ElBaradei’s report said Iran had also produced 85 metric
tonnes of UF6 gas at its uranium-conversion facility in Isfahan
since September 2005, which would be enough for several atomic
bombs once Iran masters full-scale enrichment technology.

It said, however, that investigations has not uncovered any
hard evidence that any nuclear materials had been diverted into
bomb-making.

“TRANSPARENCY IS ESSENTIAL”

A February 4 IAEA board resolution reporting Iran to the
Security Council over concerns it may be secretly seeking
atomic bombs had demanded Tehran stop impeding agency
inquiries.

“To clarify these uncertainties, Iran’s full transparency
is still essential,” ElBaradei’s report said.

“Without full transparency that extends beyond the formal
legal requirements of the (IAEA) safeguards agreement … the
agency’s ability to reconstruct the history of Iran’s past
program and verify the correctness and completeness of the
statements made by Iran, particularly with regard to its
centrifuge (nuclear fuel) enrichment program, will be limited,
and questions about the past and current direction of Iran’s
nuclear program will continue to be raised,” it said.
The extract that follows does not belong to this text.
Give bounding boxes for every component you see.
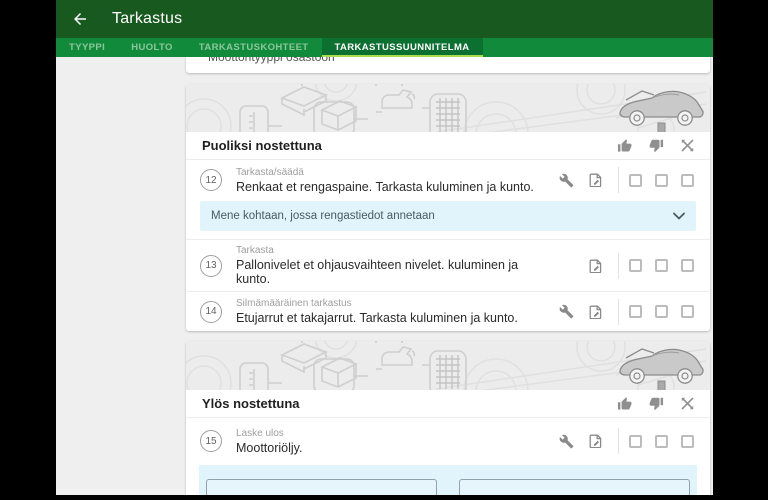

Officials close to the IAEA probes said Iran had done very
little to heed the IAEA board apart from providing slightly
more, but inconclusive, information about alleged
civilian-military links in nuclear work and about equipment
connected to a military-run installation razed by Iran before
inspectors could reach it.

“We are not yet at the point to be able to conclude that
this is a (peaceful nuclear program),” said a senior official
close to the IAEA investigations.

Another official close to the inquiry said: “Iran is still
inching forward and, coupled with the resumption of uranium
enrichment work, it makes the whole atmosphere much more
negative.”

The report said environmental samples taken at the Parchin
military installation had found no traces of nuclear materials.

Parchin is a facility where the West suspected Iran was
secretly working on nuclear weapons technology.